The bear froze in mid-leap.
Not slowed. Not restrained.
Frozen.
Black-blue ice swallowed it from jaws to hind legs, sealing the purple light inside. For one heartbeat, Ashe saw the creature's eyes still moving beneath the ice, frantic, furious, not like an animal in pain but like a door something else was trying to force open.
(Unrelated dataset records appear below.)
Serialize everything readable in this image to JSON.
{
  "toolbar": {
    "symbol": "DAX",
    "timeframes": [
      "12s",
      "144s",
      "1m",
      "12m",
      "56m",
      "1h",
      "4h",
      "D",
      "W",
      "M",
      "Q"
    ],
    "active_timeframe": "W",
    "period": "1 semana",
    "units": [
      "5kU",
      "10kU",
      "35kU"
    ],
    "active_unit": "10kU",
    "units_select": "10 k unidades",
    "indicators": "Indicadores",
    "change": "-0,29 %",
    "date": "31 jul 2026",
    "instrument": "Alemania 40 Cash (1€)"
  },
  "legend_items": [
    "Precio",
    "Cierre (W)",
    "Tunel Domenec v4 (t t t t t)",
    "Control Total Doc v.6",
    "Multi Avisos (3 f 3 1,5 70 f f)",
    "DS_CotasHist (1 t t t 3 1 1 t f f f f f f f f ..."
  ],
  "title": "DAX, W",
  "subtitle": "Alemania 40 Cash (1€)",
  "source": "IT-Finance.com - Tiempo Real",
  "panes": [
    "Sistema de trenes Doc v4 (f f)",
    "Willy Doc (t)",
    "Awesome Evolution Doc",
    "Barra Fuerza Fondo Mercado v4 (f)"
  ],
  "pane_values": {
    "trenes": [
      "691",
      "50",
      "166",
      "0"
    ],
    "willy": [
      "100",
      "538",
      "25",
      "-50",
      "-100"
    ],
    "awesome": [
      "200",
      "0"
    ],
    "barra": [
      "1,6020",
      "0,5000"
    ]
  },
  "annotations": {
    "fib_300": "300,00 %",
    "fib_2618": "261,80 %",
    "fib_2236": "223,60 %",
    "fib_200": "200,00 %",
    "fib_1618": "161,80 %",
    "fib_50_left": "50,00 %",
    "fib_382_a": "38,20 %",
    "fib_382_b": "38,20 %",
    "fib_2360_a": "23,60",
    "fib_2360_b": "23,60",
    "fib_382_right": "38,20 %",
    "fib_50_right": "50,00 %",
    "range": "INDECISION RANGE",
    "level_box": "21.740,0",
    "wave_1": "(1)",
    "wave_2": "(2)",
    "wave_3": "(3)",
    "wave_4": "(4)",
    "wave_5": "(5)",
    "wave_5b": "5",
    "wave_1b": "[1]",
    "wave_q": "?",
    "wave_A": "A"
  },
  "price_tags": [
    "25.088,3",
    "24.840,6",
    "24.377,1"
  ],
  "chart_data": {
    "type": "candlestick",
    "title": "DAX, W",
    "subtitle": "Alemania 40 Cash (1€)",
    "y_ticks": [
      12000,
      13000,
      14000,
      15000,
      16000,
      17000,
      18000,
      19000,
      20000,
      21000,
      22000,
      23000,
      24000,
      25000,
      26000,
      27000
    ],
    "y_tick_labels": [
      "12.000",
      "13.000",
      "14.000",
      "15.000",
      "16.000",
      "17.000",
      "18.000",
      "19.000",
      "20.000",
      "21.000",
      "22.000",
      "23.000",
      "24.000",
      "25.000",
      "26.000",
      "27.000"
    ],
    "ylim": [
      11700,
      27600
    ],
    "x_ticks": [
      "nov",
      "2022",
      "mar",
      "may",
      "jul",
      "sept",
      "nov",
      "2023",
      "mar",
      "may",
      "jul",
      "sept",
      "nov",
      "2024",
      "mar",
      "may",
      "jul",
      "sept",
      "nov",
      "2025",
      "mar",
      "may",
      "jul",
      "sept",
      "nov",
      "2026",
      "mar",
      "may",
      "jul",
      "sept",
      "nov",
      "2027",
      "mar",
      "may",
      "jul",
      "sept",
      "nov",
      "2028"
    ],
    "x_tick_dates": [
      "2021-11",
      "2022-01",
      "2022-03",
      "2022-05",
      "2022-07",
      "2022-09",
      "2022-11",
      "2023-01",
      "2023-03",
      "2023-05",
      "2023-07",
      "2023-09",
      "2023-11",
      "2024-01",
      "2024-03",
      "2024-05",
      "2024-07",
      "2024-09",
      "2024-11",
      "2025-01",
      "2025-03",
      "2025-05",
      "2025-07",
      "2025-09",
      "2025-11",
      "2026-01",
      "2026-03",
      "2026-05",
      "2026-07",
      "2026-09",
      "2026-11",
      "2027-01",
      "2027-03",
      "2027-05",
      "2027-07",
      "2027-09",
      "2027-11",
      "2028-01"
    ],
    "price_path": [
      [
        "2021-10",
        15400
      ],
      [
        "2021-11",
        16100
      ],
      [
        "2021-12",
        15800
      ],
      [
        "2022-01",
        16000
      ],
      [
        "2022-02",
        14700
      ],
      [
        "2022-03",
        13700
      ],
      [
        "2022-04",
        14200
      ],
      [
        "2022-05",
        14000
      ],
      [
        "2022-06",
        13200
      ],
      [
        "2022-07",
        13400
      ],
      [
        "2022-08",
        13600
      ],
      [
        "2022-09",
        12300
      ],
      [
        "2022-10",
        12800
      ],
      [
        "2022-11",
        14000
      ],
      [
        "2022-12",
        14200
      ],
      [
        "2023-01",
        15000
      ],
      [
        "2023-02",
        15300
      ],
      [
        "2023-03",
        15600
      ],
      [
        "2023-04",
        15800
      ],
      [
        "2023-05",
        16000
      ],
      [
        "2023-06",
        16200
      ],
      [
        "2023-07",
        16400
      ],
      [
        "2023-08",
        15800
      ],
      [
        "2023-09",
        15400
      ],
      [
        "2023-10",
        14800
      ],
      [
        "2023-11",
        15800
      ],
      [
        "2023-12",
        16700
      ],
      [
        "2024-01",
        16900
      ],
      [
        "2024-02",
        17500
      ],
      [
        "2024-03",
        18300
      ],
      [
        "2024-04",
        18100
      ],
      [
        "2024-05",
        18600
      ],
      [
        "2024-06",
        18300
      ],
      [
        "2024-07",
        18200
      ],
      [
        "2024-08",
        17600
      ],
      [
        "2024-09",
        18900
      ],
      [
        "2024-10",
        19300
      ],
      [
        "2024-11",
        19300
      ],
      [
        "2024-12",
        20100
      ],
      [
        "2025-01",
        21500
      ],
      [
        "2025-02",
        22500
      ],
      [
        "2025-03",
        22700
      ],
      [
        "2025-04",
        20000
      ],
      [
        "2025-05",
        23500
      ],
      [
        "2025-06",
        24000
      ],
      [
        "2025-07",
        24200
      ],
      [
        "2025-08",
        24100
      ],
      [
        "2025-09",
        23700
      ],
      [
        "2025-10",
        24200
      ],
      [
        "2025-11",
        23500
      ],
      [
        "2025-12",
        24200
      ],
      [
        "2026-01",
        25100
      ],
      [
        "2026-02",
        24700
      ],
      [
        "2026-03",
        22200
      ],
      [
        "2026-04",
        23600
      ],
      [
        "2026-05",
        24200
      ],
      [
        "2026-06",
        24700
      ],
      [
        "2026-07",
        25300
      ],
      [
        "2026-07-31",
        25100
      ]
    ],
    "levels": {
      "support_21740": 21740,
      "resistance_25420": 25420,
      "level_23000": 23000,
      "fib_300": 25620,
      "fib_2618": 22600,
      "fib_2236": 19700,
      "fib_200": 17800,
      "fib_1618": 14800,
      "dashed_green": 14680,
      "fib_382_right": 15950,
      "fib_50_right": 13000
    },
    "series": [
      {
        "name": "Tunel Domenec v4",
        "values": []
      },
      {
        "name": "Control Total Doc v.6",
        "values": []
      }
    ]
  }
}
Then Lissandra closed her hand.
The bear shattered.
Fur, bone, purple growth, and frozen blood scattered across the snow in glittering fragments. Before any piece could twitch, Lissandra's ice ground them into dust.
No one spoke.
Ashe stared at the place where the bear had been.
She had killed beasts before. She had killed men. She had watched people die in battle, by hunger, by winter, by choices she had made.
This felt different.
The bear had not been an enemy.
It had been a warning.
"Part of this region was contaminated when the first Watcher died," Lissandra said. Her voice had regained its cold edge, but now Ashe could hear the urgency beneath it. "Logan prevented the affected area from spreading as far as it should have. Without him, the corruption would have reached settlements already. Perhaps more."
Ashe looked toward the purple rain.
"So the danger is not over."
"No," Lissandra said. "It has only changed form."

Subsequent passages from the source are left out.